After more than two decades of recording together as Autechre, Sean Booth and Rob Brown can still create the aural equivalent of whiplash if they want to, or showcase a deep knowledge of dance music. The production duo’s energetic 12-hour online radio broadcast from earlier this month– joyfully tweeted about and linked to by fans– was a massive, almost exhausting display of influences and favorites. Floating between Coil and Lord Quas, the mix inspired someone to crowdsource the track list on Google Docs.
Oversteps takes a much quieter approach, focusing on a smaller scale. Coming after 2008’s Quaristice, a varied collection of shorter tracks that originated during live jam sessions, Oversteps leans toward some of the slower, more atmospheric aspects of albums like Amber (minus the metered pulse). After the album’s initial 20 seconds of silence, the opener “r ess” slowly surfaces– cold, distant synths arc overhead while broken, incomplete rhythms clatter and collide– seemingly suggesting that steady beats aren’t the main focus here.
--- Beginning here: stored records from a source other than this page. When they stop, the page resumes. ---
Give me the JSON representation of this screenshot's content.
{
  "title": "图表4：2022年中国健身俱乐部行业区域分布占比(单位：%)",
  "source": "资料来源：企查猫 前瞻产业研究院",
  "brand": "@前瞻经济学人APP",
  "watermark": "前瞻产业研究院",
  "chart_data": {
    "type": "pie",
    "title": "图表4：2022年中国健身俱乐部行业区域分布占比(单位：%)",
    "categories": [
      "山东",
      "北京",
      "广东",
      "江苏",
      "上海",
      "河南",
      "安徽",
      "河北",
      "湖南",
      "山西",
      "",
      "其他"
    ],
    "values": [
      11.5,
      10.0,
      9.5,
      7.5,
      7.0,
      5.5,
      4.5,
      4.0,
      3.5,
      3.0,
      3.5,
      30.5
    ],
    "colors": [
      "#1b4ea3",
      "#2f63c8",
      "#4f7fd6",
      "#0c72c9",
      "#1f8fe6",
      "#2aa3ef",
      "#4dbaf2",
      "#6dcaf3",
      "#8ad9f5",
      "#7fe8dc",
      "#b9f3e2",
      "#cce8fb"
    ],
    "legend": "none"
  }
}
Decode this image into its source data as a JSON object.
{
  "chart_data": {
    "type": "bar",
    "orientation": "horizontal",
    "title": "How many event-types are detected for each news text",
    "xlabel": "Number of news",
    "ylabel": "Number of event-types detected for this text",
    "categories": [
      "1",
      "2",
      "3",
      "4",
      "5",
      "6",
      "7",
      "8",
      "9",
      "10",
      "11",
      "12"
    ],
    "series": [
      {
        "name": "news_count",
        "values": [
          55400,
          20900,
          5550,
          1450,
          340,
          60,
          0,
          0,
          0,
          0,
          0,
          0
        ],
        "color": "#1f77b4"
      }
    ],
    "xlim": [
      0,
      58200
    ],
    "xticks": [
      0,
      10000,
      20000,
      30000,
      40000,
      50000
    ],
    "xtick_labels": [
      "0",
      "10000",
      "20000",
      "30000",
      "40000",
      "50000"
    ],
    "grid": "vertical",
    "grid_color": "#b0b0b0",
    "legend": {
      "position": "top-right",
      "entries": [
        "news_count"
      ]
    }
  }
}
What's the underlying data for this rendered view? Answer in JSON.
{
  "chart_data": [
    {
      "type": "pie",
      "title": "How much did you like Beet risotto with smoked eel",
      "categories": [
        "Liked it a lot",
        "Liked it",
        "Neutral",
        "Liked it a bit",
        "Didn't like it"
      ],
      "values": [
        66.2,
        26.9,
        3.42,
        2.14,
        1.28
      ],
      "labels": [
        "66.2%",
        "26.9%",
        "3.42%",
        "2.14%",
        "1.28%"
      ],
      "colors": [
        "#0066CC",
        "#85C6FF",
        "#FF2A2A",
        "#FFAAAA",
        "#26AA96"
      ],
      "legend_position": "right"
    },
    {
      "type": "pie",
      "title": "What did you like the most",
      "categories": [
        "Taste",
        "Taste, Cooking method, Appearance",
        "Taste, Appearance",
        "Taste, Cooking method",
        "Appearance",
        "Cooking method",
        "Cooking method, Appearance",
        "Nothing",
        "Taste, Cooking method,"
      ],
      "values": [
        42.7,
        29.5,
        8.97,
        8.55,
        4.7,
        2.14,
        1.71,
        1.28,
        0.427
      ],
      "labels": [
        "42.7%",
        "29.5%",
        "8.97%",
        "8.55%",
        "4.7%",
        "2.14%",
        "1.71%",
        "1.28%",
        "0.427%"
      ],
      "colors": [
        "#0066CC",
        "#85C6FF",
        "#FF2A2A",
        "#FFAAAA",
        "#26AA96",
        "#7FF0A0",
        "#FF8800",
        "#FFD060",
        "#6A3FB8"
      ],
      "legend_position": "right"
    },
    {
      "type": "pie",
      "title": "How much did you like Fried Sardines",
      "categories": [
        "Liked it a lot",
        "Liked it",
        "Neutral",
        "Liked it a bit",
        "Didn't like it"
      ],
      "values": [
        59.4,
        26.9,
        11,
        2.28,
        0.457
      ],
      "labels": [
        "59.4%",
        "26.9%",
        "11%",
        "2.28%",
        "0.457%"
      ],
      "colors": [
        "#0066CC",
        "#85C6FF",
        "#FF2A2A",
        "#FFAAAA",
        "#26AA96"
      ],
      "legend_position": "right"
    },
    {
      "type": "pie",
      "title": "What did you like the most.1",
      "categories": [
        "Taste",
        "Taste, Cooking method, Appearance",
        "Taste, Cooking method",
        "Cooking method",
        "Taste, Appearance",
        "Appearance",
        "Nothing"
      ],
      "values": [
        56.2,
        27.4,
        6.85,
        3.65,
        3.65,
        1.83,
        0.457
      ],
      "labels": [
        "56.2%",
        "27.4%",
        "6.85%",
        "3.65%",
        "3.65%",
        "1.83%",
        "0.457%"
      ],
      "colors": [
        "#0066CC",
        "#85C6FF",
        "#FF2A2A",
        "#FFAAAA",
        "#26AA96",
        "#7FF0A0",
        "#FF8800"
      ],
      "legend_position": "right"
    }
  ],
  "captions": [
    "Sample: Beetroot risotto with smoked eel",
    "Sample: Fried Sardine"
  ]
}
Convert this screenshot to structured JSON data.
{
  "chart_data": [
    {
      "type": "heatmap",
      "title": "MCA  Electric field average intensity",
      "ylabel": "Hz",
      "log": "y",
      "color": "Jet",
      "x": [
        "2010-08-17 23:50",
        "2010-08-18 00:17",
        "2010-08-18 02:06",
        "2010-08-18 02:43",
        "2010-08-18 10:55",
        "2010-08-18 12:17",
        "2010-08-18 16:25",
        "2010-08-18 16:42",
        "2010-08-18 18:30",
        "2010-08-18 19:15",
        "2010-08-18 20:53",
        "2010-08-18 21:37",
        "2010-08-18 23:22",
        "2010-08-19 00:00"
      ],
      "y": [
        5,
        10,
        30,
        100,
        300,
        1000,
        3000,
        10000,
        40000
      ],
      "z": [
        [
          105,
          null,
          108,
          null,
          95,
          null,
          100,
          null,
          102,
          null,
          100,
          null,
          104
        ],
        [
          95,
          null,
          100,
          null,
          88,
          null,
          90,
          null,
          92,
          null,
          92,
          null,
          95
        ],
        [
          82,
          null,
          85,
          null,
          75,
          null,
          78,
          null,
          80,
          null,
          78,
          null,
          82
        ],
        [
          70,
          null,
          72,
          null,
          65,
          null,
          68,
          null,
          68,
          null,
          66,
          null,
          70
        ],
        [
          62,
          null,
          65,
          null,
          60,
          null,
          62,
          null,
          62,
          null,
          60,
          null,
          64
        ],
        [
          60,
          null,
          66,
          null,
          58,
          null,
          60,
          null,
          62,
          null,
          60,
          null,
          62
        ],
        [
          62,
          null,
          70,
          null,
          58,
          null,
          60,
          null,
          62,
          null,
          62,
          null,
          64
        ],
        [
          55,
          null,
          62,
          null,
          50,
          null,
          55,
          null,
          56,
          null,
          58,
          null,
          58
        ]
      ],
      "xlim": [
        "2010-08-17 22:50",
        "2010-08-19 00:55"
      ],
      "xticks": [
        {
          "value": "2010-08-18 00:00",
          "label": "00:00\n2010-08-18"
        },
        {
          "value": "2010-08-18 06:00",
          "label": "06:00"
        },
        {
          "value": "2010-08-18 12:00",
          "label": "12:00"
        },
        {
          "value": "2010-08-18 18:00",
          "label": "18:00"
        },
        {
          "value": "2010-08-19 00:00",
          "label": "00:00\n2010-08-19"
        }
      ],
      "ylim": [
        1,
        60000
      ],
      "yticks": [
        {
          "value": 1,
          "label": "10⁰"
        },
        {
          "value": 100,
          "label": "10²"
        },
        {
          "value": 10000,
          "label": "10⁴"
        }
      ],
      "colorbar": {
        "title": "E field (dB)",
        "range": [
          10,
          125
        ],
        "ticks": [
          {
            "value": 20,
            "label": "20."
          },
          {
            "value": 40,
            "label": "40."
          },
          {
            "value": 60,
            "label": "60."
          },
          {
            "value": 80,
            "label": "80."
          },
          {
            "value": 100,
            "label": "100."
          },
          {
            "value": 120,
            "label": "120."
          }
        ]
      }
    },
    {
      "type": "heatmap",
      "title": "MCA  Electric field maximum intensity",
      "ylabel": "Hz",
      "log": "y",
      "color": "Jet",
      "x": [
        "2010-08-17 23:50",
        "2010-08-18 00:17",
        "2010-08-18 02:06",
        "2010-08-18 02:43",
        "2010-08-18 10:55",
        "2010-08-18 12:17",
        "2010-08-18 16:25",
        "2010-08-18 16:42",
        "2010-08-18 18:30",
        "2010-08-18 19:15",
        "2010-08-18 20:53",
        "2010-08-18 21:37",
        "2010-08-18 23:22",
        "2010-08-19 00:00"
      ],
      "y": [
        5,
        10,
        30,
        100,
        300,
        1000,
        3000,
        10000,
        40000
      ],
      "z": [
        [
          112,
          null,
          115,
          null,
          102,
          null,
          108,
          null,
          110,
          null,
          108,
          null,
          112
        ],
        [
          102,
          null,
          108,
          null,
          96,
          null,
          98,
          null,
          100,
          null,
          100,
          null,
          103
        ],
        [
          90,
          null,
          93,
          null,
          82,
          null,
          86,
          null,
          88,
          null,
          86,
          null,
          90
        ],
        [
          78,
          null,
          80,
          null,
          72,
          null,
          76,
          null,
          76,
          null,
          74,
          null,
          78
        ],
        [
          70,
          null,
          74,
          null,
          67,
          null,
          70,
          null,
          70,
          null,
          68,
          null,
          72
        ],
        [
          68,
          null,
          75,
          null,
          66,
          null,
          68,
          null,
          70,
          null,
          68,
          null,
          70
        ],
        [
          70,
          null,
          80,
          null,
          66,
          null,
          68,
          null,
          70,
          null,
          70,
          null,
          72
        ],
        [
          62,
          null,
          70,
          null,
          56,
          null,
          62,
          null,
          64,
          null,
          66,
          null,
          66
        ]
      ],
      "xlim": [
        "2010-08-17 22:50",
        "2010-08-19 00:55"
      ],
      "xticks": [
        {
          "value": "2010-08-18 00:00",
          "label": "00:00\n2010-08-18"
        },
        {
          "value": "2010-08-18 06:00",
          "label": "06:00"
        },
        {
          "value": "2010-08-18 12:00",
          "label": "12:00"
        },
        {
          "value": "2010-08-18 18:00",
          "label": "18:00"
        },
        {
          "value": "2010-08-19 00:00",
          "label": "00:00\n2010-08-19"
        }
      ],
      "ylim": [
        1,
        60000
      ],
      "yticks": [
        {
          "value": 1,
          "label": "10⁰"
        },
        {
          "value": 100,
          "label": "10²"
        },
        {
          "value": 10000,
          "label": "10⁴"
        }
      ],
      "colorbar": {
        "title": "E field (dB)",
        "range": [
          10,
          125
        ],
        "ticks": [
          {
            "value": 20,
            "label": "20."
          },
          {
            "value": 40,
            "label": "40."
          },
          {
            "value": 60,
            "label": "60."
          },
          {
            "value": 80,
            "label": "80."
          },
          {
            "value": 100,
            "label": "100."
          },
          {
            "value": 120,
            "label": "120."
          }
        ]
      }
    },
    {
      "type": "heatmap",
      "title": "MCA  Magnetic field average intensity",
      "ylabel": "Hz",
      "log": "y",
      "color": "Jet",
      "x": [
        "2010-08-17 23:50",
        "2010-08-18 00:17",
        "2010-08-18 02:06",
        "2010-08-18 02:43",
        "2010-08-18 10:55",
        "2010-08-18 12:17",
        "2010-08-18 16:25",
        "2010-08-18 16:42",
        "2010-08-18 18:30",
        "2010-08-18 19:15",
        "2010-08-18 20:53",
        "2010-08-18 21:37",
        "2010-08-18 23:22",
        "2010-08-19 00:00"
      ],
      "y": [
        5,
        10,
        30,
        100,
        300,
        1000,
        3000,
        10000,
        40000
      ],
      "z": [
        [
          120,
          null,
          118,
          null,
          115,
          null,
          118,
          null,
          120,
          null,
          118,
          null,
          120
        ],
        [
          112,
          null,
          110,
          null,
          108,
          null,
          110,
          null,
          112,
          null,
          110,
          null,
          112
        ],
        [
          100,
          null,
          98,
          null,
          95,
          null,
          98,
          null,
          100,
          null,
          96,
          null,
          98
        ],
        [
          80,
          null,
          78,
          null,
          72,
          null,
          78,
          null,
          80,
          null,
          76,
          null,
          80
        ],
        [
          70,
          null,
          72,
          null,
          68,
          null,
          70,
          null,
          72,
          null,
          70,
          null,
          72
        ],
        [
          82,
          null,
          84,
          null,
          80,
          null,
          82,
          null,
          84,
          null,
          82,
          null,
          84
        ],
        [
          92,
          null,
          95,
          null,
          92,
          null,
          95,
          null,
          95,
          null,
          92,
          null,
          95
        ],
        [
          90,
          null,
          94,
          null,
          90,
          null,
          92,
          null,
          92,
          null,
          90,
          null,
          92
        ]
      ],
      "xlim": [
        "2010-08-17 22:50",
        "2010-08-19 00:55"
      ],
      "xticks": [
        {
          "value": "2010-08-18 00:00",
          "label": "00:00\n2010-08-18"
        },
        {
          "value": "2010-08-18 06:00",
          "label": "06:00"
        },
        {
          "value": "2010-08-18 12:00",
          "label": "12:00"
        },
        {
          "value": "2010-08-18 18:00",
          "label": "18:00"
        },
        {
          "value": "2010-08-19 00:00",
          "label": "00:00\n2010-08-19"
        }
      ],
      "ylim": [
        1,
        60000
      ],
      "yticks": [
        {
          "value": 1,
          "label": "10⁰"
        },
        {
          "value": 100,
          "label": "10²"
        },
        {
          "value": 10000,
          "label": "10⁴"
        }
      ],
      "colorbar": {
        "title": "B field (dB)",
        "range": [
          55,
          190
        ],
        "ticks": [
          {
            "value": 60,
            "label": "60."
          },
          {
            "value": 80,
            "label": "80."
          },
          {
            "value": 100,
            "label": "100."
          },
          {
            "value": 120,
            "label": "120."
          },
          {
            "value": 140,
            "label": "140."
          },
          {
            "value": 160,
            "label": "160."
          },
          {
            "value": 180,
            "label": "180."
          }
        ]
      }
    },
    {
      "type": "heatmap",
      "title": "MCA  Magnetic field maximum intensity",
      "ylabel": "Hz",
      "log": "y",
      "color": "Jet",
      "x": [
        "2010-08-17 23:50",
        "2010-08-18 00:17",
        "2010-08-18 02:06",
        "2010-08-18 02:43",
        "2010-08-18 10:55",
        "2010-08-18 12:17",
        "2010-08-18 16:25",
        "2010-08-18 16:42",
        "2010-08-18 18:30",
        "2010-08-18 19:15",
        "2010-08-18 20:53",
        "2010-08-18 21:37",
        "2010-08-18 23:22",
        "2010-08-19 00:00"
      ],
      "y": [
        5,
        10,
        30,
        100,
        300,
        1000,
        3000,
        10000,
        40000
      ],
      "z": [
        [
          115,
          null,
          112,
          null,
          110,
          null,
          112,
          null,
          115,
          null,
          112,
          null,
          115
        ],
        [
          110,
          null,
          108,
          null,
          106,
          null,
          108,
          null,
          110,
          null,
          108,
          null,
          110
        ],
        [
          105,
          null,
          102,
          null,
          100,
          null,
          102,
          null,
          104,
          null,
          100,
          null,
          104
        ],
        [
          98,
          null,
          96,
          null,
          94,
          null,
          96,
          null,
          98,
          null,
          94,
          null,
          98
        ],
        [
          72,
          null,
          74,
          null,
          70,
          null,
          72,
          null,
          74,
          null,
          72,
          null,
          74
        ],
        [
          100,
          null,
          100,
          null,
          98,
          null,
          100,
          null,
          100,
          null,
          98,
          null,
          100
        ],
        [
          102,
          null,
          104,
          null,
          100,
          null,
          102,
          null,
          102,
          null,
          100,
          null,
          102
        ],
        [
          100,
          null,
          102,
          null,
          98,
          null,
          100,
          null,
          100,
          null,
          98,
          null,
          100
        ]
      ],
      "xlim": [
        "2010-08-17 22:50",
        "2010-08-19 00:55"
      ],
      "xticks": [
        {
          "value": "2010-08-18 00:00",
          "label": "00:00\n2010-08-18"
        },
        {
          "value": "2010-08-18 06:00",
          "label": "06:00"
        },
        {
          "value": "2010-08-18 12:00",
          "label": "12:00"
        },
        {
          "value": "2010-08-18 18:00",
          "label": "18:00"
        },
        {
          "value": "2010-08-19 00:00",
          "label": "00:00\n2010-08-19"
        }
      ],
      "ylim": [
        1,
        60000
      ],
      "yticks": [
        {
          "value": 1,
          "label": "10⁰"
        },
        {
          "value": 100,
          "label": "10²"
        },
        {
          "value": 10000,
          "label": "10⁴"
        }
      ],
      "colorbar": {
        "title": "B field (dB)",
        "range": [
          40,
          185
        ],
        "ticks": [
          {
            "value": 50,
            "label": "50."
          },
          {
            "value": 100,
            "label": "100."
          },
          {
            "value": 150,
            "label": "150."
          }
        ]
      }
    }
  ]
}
Many tracks, such as “O=0” and “d-sho qub”, do contain propulsive rhythms, and a slow funk and dull handclap seep through “Treale”. But the textures are where things get interesting. Whether it’s from tones floating in space or notes brushing up against each other in quiet but effective dischord, the ambience and atmospheres of Oversteps are haunting. “st epreo” expands and contorts with bass notes that seem bound to the rules of fluid dynamics. “Yuop” steadily builds and crests with ringing, grandiose synths. Sometimes, the lack of propulsion distracts, like on “pt2ph8”. But the overlapping round of notes in “see on see” points to a clear design within the synthetic ether.
Autechre have evoked heavy moods while pushing the possibilities of production technology forward and broadening the vocabulary of electronic music. The famous video for their track “Gantz Graf” suggests as much, that they harnessed the grating sounds of a machine in the middle of a grand mal seizure. Oversteps finds them working in a comparatively less rigid fashion, almost organic compared to something like Confield. Focusing on creating tension and release within their compositions, they’re still incorporating new designs, not merely repackaging the previous products.